Every musical institutional whether educational or professional should demand and ensure that its constituents of all ages and levels of ability fully comprehend that impeccable vocalism is a component of but neither on its own constitutes nor is synonymous with good singing. Exasperatingly, great voices sometimes inhabit the bodies of idlers and idiots. Sometimes, too, remarkable techniques counterbalance and conceal the flaws in decidedly imperfect voices. For singers as much as for politicians, though, Abraham Lincoln’s wisdom is abundantly true: one might manage to fool some people all of the time and all people some of the time, it is impossible even now to deceive everyone all of the time.

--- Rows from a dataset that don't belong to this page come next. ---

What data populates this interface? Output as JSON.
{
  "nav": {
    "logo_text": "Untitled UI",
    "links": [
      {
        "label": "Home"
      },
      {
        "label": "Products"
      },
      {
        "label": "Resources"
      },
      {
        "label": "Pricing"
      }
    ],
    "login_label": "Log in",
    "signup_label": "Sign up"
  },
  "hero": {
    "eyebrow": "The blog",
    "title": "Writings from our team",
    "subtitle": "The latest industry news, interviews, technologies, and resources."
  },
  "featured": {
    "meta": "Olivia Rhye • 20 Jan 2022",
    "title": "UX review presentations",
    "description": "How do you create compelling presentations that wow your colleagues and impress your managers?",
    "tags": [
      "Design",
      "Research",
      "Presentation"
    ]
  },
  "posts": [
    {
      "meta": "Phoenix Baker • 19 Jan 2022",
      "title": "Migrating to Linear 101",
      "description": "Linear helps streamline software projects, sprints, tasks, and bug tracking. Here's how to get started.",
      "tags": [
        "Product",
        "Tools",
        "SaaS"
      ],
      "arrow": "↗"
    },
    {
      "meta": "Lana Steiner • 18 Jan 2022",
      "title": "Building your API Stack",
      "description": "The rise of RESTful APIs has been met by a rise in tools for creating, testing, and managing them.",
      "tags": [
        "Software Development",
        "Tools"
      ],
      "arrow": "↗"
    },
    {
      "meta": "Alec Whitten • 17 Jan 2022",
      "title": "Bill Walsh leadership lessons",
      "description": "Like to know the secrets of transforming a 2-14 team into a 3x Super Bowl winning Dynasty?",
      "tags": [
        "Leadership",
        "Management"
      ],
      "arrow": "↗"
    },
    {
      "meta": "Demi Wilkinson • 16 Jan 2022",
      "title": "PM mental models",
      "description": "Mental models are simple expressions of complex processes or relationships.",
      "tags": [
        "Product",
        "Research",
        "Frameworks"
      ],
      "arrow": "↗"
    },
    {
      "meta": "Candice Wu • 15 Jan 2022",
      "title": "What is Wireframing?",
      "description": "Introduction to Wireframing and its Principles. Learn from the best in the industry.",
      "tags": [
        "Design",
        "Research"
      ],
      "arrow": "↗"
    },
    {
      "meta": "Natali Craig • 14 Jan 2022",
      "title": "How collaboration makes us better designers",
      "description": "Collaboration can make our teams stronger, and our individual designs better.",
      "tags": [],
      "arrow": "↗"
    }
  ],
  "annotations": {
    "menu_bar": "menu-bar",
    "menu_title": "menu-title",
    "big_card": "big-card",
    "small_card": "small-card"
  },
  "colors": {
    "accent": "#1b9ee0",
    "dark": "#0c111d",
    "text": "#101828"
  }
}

In his tenure at the Opéra de Paris, Ange Flégier likely learned this through observation, and perhaps this experience prompted him to compose Mélodies that offer performers nowhere to hide, vocally or artistically. In this age in which it sometimes seems that young singers are trained to think identically and to look and sound as impersonally interchangeable as possible, encountering a disc like this one and a developing artist like Jared Schwartz is an unexpected delight. How strange it seems that an intuitive young bass singing little-known but fascinating music beautifully and idiomatically might be interpreted as consciously ​daring to be different.